The Federal Housing Finance Agency (FHFA) announced this week that it has validated and approved two new credit scoring models for use by Fannie Mae and Freddie Mac, the two federally backed home mortgage companies.
Until now, both companies have relied on the classic FICO scoring model when assessing mortgage applications. Soon, both companies will also consider scores from the FICO 10T model and VantageScore 4.0. This could make it easier for homebuyers to secure a mortgage.
- The FHFA announced on Monday that it has validated and approved two new credit scoring models for use by Fannie Mae and Freddie Mac.
- Soon, both companies will also consider scores from the FICO 10T model and VantageScore 4.0.
- This could mortgages more accessible, and more affordable, for borrowers with no or low credit scores.
VantageScore 4.0 and FICO 10T
Until now, Fannie Mae and Freddie Mac – the two companies that buy and guarantee mortgages issued through lenders in the secondary mortgage market – have relied on just the classic FICO score to assess the creditworthiness of potential borrowers. As a result, the FICO score has become the dominant credit score across the mortgage market in the USA, being used in 90% of mortgage application decisions.
In a statement, the FHFA explained that their aim is to improve the accuracy of credit scoring models by taking into account a wider variety of payment histories. Both new credit scoring models incorporate data on rent, utilities, and telecom payments, all of which were often overlooked in the classic FICO score.
The FHFA expects that implementation of FICO 10T and VantageScore 4.0 will take a few years. Eventually, however, mortgage lenders will be required to deliver both credit scores to Fannie Mae and Freddie Mac when selling on their mortgages.
What It Means For Homebuyers
Consumer credit scores are a critical element when it comes to qualifying for a mortgage. Lenders use credit scores to assess whether borrowers can pay back the mortgage they are applying for, and borrowers with excellent scores can potentially qualify for the most competitive rates. For those looking for mortgage lenders with the lowest rates, it’s important to first determine their credit score and understand how it is calculated.
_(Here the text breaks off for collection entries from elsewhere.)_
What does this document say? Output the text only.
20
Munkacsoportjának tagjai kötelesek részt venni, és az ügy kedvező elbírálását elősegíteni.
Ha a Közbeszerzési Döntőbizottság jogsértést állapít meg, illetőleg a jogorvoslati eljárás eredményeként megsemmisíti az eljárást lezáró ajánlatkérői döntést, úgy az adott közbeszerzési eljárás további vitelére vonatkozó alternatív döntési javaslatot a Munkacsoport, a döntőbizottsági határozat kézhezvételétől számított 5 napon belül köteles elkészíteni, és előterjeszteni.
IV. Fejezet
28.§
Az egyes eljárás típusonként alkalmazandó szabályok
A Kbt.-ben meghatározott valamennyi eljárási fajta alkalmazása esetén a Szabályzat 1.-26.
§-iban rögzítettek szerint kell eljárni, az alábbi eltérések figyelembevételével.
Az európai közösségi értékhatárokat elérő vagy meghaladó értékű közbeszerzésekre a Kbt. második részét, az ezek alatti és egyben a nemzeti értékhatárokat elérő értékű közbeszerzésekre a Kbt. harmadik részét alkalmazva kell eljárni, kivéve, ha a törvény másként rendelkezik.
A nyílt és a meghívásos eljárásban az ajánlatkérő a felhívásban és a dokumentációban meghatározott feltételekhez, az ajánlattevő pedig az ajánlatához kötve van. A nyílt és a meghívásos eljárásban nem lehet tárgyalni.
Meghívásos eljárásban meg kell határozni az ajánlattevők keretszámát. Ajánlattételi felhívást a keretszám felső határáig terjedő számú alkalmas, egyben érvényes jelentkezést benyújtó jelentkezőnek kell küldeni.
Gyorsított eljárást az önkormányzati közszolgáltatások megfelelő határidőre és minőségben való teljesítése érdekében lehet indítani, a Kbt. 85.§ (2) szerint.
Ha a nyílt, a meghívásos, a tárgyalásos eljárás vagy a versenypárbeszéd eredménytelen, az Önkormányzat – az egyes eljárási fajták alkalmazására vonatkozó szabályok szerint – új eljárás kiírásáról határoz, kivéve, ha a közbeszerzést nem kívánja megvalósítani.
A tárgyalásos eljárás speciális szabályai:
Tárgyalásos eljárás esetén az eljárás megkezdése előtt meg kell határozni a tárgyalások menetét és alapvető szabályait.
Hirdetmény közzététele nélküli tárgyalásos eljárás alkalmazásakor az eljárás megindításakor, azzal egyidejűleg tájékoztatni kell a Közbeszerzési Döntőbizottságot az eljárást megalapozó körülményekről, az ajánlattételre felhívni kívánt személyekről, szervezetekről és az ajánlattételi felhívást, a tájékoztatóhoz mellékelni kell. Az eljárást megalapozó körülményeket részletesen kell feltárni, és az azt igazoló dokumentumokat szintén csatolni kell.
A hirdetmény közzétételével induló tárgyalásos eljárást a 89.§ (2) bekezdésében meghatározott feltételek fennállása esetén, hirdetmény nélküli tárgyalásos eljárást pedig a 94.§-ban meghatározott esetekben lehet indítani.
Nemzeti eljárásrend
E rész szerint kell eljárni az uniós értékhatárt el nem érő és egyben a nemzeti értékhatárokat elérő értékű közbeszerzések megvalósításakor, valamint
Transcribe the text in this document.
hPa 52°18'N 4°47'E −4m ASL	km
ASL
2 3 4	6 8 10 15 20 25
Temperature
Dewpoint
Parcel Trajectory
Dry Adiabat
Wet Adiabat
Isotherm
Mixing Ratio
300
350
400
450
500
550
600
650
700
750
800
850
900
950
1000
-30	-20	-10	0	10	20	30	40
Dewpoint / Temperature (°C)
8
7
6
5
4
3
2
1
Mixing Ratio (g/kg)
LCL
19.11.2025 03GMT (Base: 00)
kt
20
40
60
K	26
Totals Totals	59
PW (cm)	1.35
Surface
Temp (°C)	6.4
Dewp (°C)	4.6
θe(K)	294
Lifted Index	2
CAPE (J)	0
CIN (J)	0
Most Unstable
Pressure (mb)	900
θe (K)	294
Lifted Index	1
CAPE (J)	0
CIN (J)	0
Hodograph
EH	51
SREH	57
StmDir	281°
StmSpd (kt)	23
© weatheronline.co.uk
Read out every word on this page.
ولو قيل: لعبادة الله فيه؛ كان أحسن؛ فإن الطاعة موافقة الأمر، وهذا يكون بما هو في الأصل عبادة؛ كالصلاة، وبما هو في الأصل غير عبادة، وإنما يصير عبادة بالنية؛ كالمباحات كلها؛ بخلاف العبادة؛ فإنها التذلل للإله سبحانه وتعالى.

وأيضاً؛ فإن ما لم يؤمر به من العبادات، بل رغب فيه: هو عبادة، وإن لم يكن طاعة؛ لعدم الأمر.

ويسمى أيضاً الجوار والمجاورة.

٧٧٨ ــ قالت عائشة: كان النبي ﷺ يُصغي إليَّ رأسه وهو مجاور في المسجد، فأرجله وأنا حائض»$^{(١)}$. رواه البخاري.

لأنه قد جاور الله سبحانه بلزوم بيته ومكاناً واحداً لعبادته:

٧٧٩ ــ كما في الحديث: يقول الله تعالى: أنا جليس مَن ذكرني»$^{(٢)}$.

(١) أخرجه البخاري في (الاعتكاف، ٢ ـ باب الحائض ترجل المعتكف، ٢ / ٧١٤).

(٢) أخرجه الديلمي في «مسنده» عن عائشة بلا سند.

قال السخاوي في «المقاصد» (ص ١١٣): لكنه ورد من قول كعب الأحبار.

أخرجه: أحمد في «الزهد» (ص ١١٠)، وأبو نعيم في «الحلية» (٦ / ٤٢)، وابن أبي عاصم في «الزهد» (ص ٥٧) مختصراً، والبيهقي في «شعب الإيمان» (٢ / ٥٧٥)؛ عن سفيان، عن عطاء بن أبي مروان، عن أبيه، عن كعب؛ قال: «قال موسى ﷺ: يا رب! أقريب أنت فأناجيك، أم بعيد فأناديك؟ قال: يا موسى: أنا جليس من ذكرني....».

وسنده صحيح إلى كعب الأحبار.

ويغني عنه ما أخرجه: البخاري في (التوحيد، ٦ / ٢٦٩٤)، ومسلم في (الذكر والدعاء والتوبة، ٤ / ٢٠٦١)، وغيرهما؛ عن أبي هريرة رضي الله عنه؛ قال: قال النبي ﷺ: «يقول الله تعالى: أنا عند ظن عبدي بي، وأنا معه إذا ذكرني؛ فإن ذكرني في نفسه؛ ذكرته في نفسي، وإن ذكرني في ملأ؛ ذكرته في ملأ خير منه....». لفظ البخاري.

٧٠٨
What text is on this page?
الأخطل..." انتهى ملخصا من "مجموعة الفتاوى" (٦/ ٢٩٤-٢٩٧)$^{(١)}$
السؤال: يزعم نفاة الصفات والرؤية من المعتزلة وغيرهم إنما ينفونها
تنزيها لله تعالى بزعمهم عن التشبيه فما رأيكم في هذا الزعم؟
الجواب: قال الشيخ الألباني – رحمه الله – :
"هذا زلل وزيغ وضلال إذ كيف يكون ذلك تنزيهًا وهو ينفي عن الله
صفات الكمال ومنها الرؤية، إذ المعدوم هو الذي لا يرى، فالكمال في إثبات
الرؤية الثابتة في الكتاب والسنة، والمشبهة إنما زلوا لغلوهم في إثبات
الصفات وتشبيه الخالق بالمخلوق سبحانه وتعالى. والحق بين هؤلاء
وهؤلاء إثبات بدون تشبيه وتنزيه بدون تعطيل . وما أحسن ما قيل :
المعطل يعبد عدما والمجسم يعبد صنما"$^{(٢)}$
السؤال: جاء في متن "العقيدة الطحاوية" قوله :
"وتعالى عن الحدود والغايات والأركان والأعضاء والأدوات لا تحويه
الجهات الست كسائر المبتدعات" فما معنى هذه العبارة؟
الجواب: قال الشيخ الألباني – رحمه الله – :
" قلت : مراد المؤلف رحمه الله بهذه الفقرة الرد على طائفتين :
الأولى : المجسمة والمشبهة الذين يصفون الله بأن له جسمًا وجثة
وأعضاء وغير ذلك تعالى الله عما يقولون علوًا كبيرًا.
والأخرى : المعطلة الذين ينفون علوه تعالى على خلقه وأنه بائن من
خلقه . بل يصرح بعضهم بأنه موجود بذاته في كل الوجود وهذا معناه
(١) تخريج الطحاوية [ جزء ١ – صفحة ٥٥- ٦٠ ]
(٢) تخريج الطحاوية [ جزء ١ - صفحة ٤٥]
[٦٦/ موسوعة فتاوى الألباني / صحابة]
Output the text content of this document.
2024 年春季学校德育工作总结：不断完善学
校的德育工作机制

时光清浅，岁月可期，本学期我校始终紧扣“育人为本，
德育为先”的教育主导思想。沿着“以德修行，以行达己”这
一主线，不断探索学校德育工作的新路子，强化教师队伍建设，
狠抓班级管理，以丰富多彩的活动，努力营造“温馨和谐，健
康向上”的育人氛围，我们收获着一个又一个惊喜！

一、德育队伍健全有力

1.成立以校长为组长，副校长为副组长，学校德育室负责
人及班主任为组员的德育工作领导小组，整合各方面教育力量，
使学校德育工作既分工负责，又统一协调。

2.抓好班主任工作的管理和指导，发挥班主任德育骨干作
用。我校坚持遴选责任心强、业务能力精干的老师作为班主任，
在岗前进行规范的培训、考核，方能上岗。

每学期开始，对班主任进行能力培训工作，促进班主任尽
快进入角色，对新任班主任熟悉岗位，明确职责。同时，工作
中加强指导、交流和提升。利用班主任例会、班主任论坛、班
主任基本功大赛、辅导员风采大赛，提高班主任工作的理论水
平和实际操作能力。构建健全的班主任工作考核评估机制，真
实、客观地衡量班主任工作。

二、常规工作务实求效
There are several different models that are used to calculate credit scores. In general, a credit reporting agency (such as Experian, TransUnion, or Equifax) will look at a consumer’s payment history, the amount of debt outstanding, the percentage of the credit lines are being utilized, how many new credit inquiries have been made, and the type of credit that has been extended.
However, each scoring model assigns slightly different weights to these factors when calculating your overall score. The two “new” scoring model that have just been approved by the FHFA take into account a wider range of payment data than the model they are replacing.
This could be a game-changer for people looking to get a mortgage, and especially for lower-income and ethnic minority families. A 2021 report by the Urban Institute, for example, found that Black and Hispanic Americans are more likely to have no credit history or low credit scores and are also more likely to be renters. Using a credit scoring model that takes into account rent payments – such as both FICO 10T and VantageScore 4.0 – could allow these families to build their credit score faster, and ultimately qualify for a mortgage.